Il faut de la cohérence, de la « résonance positive », entre le produit et la marque, entre l’externe et l’interne, entre le commercial et le corporate. N’importe quelle offre véhicule intrinsèquement une dimension corporate, par son caractère plus ou moins innovant, pertinent, fiable, attractif. Une relation client/usager/administré porte évidemment une dimension corporate. Ces petites expériences clients du quotidien révèlent (souvent bien davantage que les grands discours des grandes campagnes) la façon dont la marque considère sa clientèle.

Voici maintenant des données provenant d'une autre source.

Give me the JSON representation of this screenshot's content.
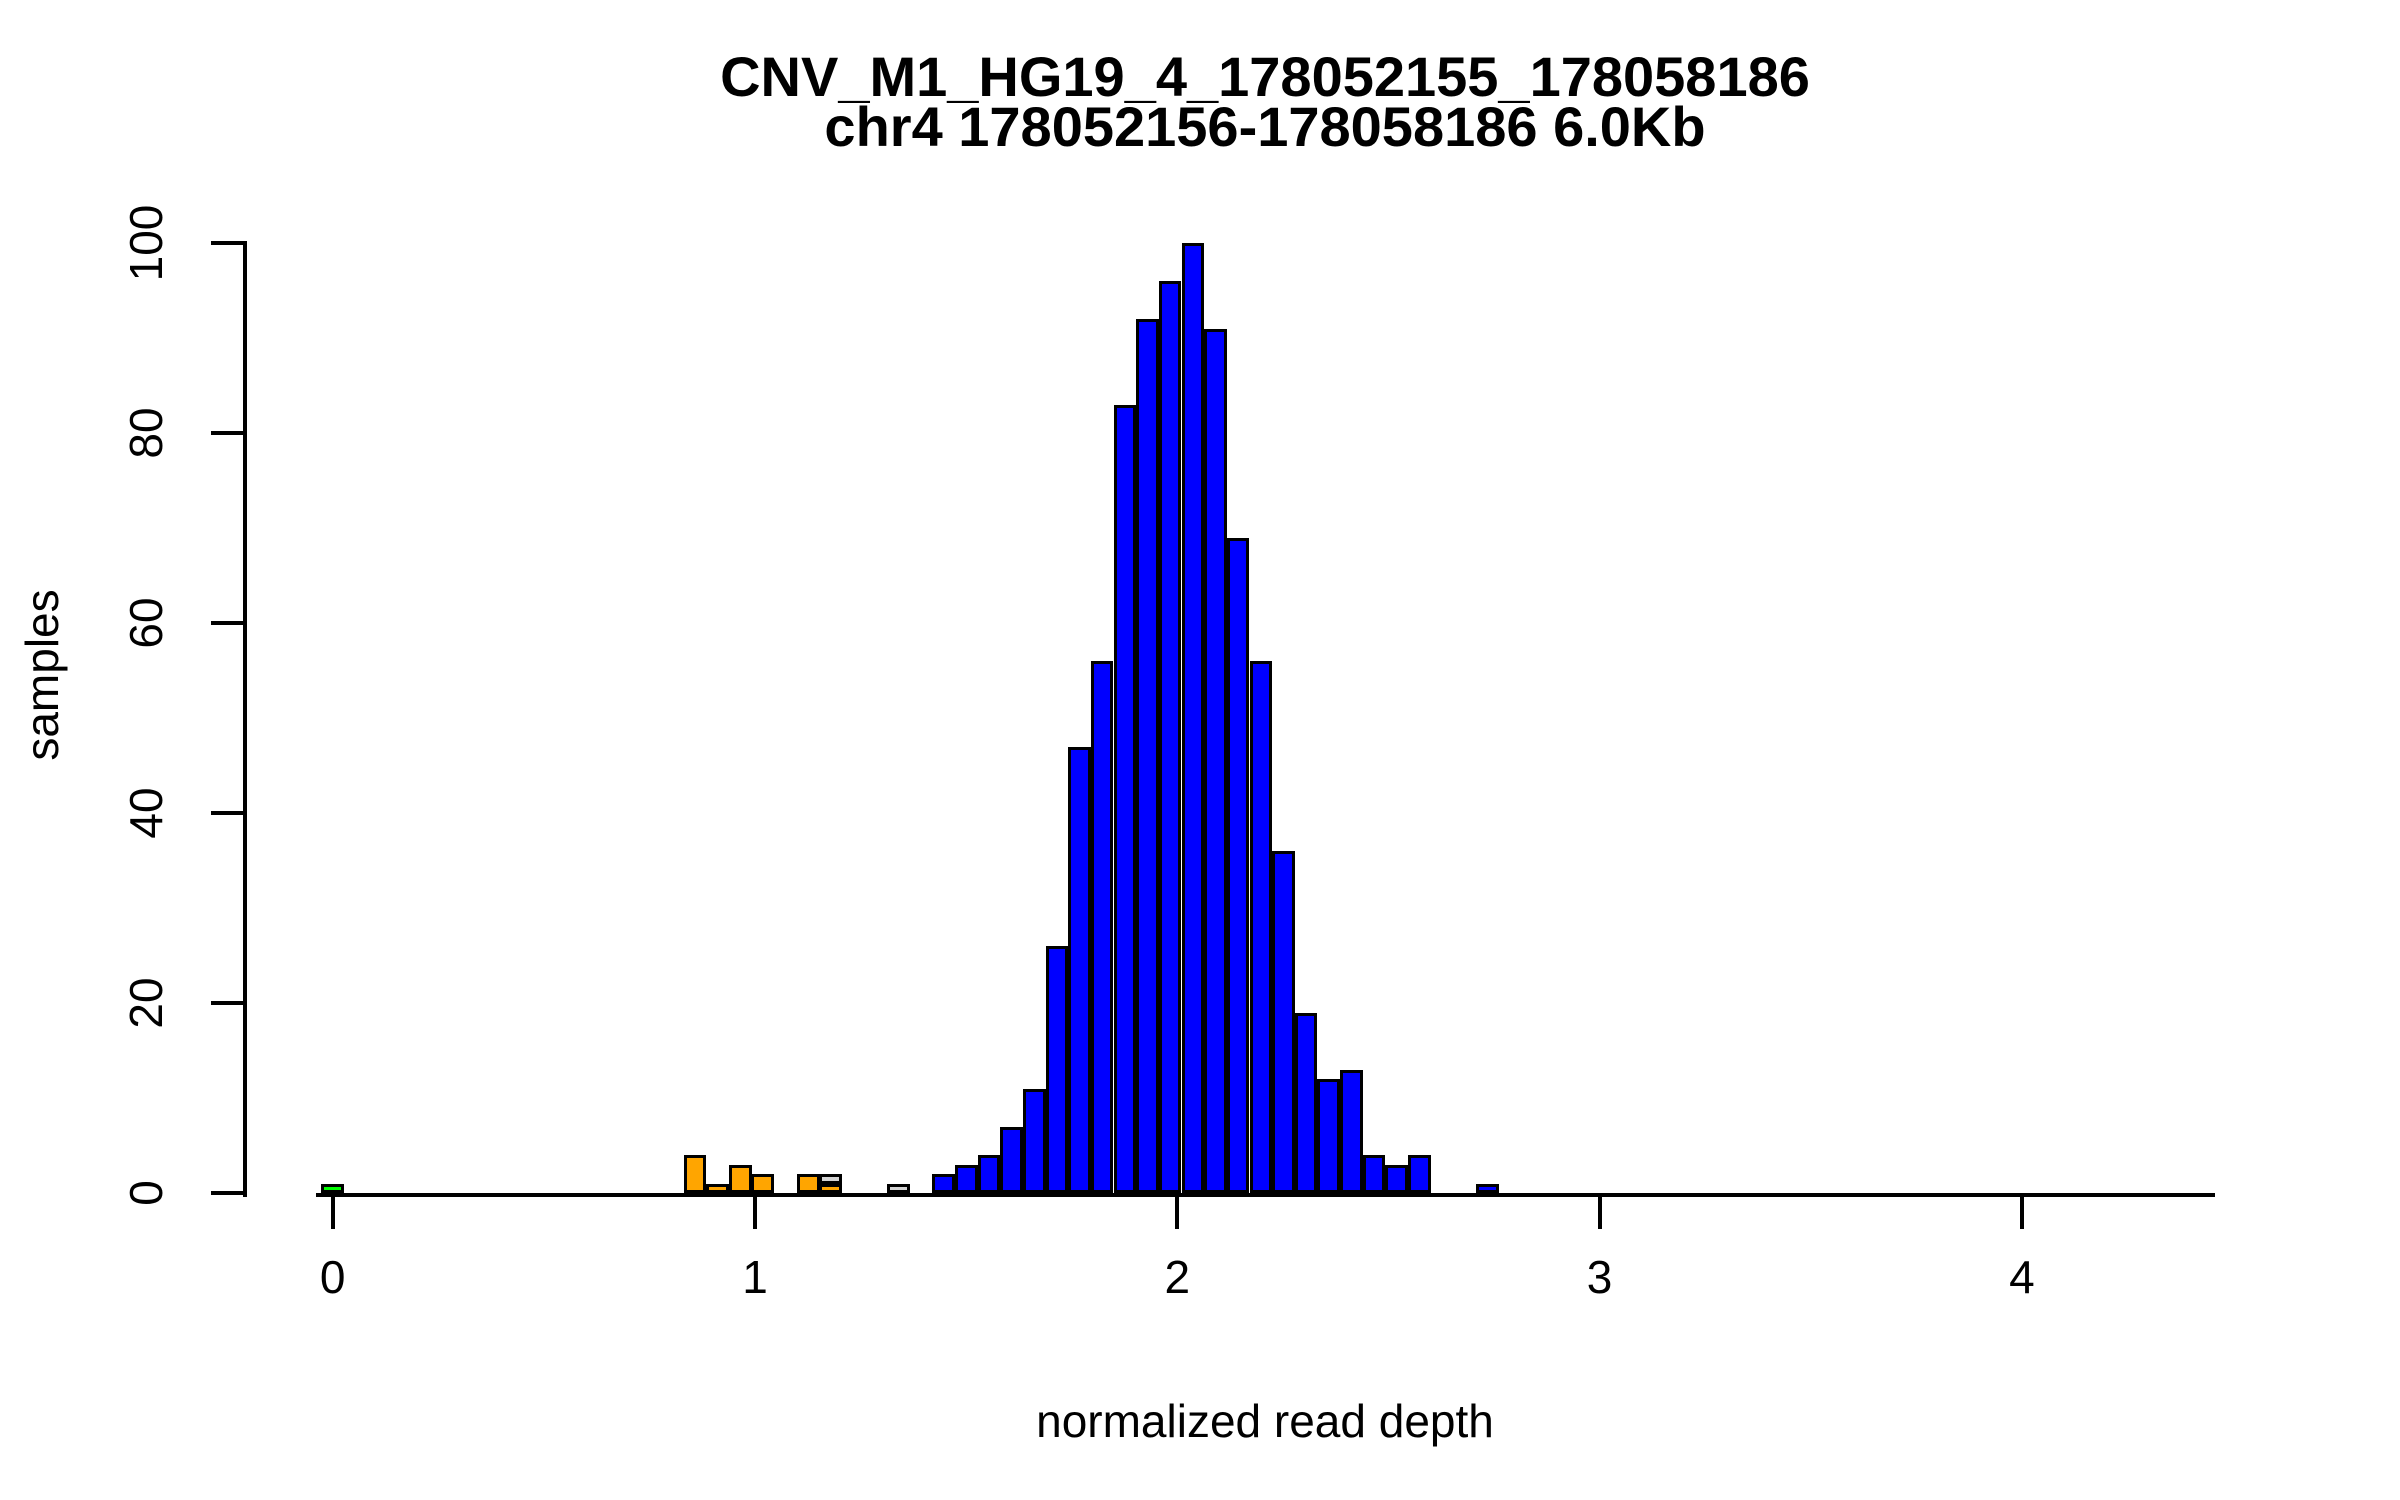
{
  "chart_data": {
    "type": "bar",
    "title": "CNV_M1_HG19_4_178052155_178058186",
    "subtitle": "chr4 178052156-178058186 6.0Kb",
    "xlabel": "normalized read depth",
    "ylabel": "samples",
    "xlim": [
      -0.05,
      4.45
    ],
    "ylim": [
      0,
      100
    ],
    "x_ticks": [
      0,
      1,
      2,
      3,
      4
    ],
    "y_ticks": [
      0,
      20,
      40,
      60,
      80,
      100
    ],
    "grid": false,
    "legend": "none",
    "bin_width": 0.0536,
    "bar_colors": {
      "blue": "#0000FF",
      "orange": "#FFA500",
      "green": "#00FF00",
      "gray": "#D3D3D3"
    },
    "bars": [
      {
        "x": 0.0,
        "count": 1,
        "color": "green"
      },
      {
        "x": 0.858,
        "count": 4,
        "color": "orange"
      },
      {
        "x": 0.911,
        "count": 1,
        "color": "orange"
      },
      {
        "x": 0.965,
        "count": 3,
        "color": "orange"
      },
      {
        "x": 1.018,
        "count": 2,
        "color": "orange"
      },
      {
        "x": 1.126,
        "count": 2,
        "color": "orange"
      },
      {
        "x": 1.179,
        "count": 2,
        "color": "stacked",
        "segments": [
          {
            "count": 1,
            "color": "orange"
          },
          {
            "count": 1,
            "color": "gray"
          }
        ]
      },
      {
        "x": 1.34,
        "count": 1,
        "color": "gray"
      },
      {
        "x": 1.447,
        "count": 2,
        "color": "blue"
      },
      {
        "x": 1.501,
        "count": 3,
        "color": "blue"
      },
      {
        "x": 1.554,
        "count": 4,
        "color": "blue"
      },
      {
        "x": 1.608,
        "count": 7,
        "color": "blue"
      },
      {
        "x": 1.662,
        "count": 11,
        "color": "blue"
      },
      {
        "x": 1.715,
        "count": 26,
        "color": "blue"
      },
      {
        "x": 1.769,
        "count": 47,
        "color": "blue"
      },
      {
        "x": 1.822,
        "count": 56,
        "color": "blue"
      },
      {
        "x": 1.876,
        "count": 83,
        "color": "blue"
      },
      {
        "x": 1.93,
        "count": 92,
        "color": "blue"
      },
      {
        "x": 1.983,
        "count": 96,
        "color": "blue"
      },
      {
        "x": 2.037,
        "count": 100,
        "color": "blue"
      },
      {
        "x": 2.09,
        "count": 91,
        "color": "blue"
      },
      {
        "x": 2.144,
        "count": 69,
        "color": "blue"
      },
      {
        "x": 2.198,
        "count": 56,
        "color": "blue"
      },
      {
        "x": 2.251,
        "count": 36,
        "color": "blue"
      },
      {
        "x": 2.305,
        "count": 19,
        "color": "blue"
      },
      {
        "x": 2.358,
        "count": 12,
        "color": "blue"
      },
      {
        "x": 2.412,
        "count": 13,
        "color": "blue"
      },
      {
        "x": 2.466,
        "count": 4,
        "color": "blue"
      },
      {
        "x": 2.519,
        "count": 3,
        "color": "blue"
      },
      {
        "x": 2.573,
        "count": 4,
        "color": "blue"
      },
      {
        "x": 2.734,
        "count": 1,
        "color": "blue"
      }
    ]
  }
}
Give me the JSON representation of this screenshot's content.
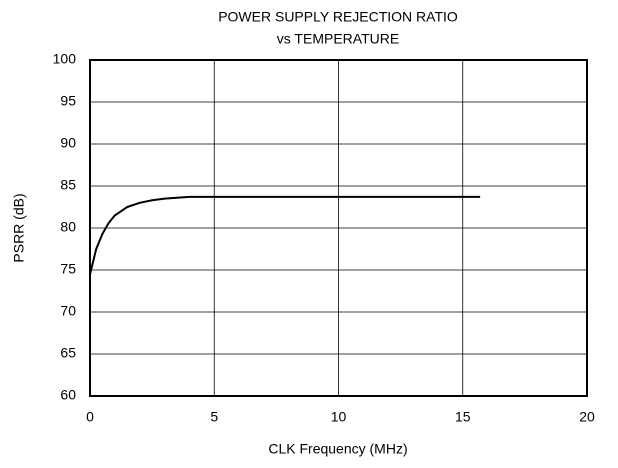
{
  "chart_data": {
    "type": "line",
    "title": "POWER SUPPLY REJECTION RATIO",
    "subtitle": "vs TEMPERATURE",
    "xlabel": "CLK Frequency (MHz)",
    "ylabel": "PSRR (dB)",
    "x": [
      0,
      0.25,
      0.5,
      0.75,
      1,
      1.5,
      2,
      2.5,
      3,
      3.5,
      4,
      6,
      10,
      15.7
    ],
    "values": [
      74.5,
      77.5,
      79.3,
      80.6,
      81.5,
      82.5,
      83.0,
      83.3,
      83.5,
      83.6,
      83.7,
      83.7,
      83.7,
      83.7
    ],
    "color": "#000000",
    "xlim": [
      0,
      20
    ],
    "xticks": [
      0,
      5,
      10,
      15,
      20
    ],
    "ylim": [
      60,
      100
    ],
    "yticks": [
      60,
      65,
      70,
      75,
      80,
      85,
      90,
      95,
      100
    ],
    "grid": true
  }
}
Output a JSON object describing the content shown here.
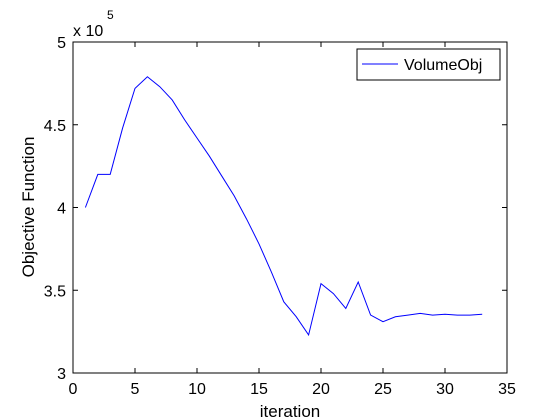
{
  "chart_data": {
    "type": "line",
    "title": "",
    "xlabel": "iteration",
    "ylabel": "Objective Function",
    "xlim": [
      0,
      35
    ],
    "ylim": [
      300000,
      500000
    ],
    "xticks": [
      0,
      5,
      10,
      15,
      20,
      25,
      30,
      35
    ],
    "yticks": [
      300000,
      350000,
      400000,
      450000,
      500000
    ],
    "ytick_labels": [
      "3",
      "3.5",
      "4",
      "4.5",
      "5"
    ],
    "y_multiplier": {
      "base": "x 10",
      "exponent": "5"
    },
    "grid": false,
    "legend": {
      "placement": "top-right",
      "entries": [
        "VolumeObj"
      ]
    },
    "series": [
      {
        "name": "VolumeObj",
        "color": "#0000ff",
        "x": [
          1,
          2,
          3,
          4,
          5,
          6,
          7,
          8,
          9,
          10,
          11,
          12,
          13,
          14,
          15,
          16,
          17,
          18,
          19,
          20,
          21,
          22,
          23,
          24,
          25,
          26,
          27,
          28,
          29,
          30,
          31,
          32,
          33
        ],
        "y": [
          400000,
          420000,
          420000,
          448000,
          472000,
          479000,
          473000,
          465000,
          453000,
          442000,
          431000,
          419000,
          407000,
          393000,
          378000,
          361000,
          343000,
          334000,
          323000,
          354000,
          348000,
          339000,
          355000,
          335000,
          331000,
          334000,
          335000,
          336000,
          335000,
          335500,
          335000,
          335000,
          335500
        ]
      }
    ]
  }
}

C’est ce message indirect, souvent même non prononcé, non délibéré, qui constituera souvent la trace mémorielle, c’est une communication corporate indirecte, détournée, perçue sans être formulée.
Une communication corporate raisonnée et pragmatique
La communication corporate est au service de l’attractivité de l’offre, de la part de marché, de la capacité de séduction. Pourquoi, à performances égales, sommes-nous davantage convaincus par une marque que par une autre ? Pourquoi préférons-nous le générique d’un laboratoire que nous connaissons ? Pourquoi les consommateurs achètent-ils davantage de yaourts de marques distributeurs ? ils ne se forcent pas à acheter de mauvais produits (!), ils sont convaincus qu’ils sont aussi bons, voire meilleurs, ils font confiance à ces marques, et inversement « croient » moins au différentiel de qualité des autres offres. Tous les commentateurs et acteurs politiques ont largement commentés la crise financière comme une crise « de confiance ». La confiance est un attribut corporate, pas un attribut de l’offre. La crise actuelle est une crise corporate. La solution à la crise sera la revalorisation corporate de la relation aux institutions privées et publiques.
Le climat actuel de suspicion voire de défiance vis-à-vis des politiques, mais aussi des entreprises, dans un contexte marqué par une remise en cause du « modèle économique » et par la révélation de comportements irresponsables n’entame pas, paradoxalement, le niveau d’attente et d’exigence de l’opinion en matière de « corporate gouvernance », d’éthique, d’écocitoyenneté… Autrement dit, grand public et leaders d’opinion, souvent critiques et sceptiques à l’égard des entreprises, ne sont pourtant ni démissionnaires ni fatalistes quant au rôle sociétal que celles-ci peuvent et doivent jouer.
Cette attente est notamment fortement exprimée par l’interne qui souhaite « se retrouver » dans les valeurs et engagements de son employeur et du collectif qu’il représente. Mais là aussi, l’enjeu doit être posé de façon pragmatique et rationnelle : à l’heure où la compétition concurrentielle est rude, où la capacité d’innovation doit être stimulée, où des stratégies d’entreprises doivent rencontrer adhésion et enthousiasme, la communication corporate vis à vis de l’interne est un outil essentiel à la performance globale.
Résonance et dissonance
Il est difficile de mesurer l’impact de la perception corporate, mais il est évident qu’un vide corporate dans une relation à la marque ou à l’émetteur public est défavorable à la relation de proximité et à la capacité à adhérer au discours. Une relation corporate critique vis à vis d’un émetteur sera d’ailleurs suffisamment forte pour remettre en cause tout argument ou toute offre, quelle que soit sa qualité. La qualité de la relation corporate doit être considérée comme un actif amplificateur (ou inhibiteur) des autres éléments de discours et d’offre.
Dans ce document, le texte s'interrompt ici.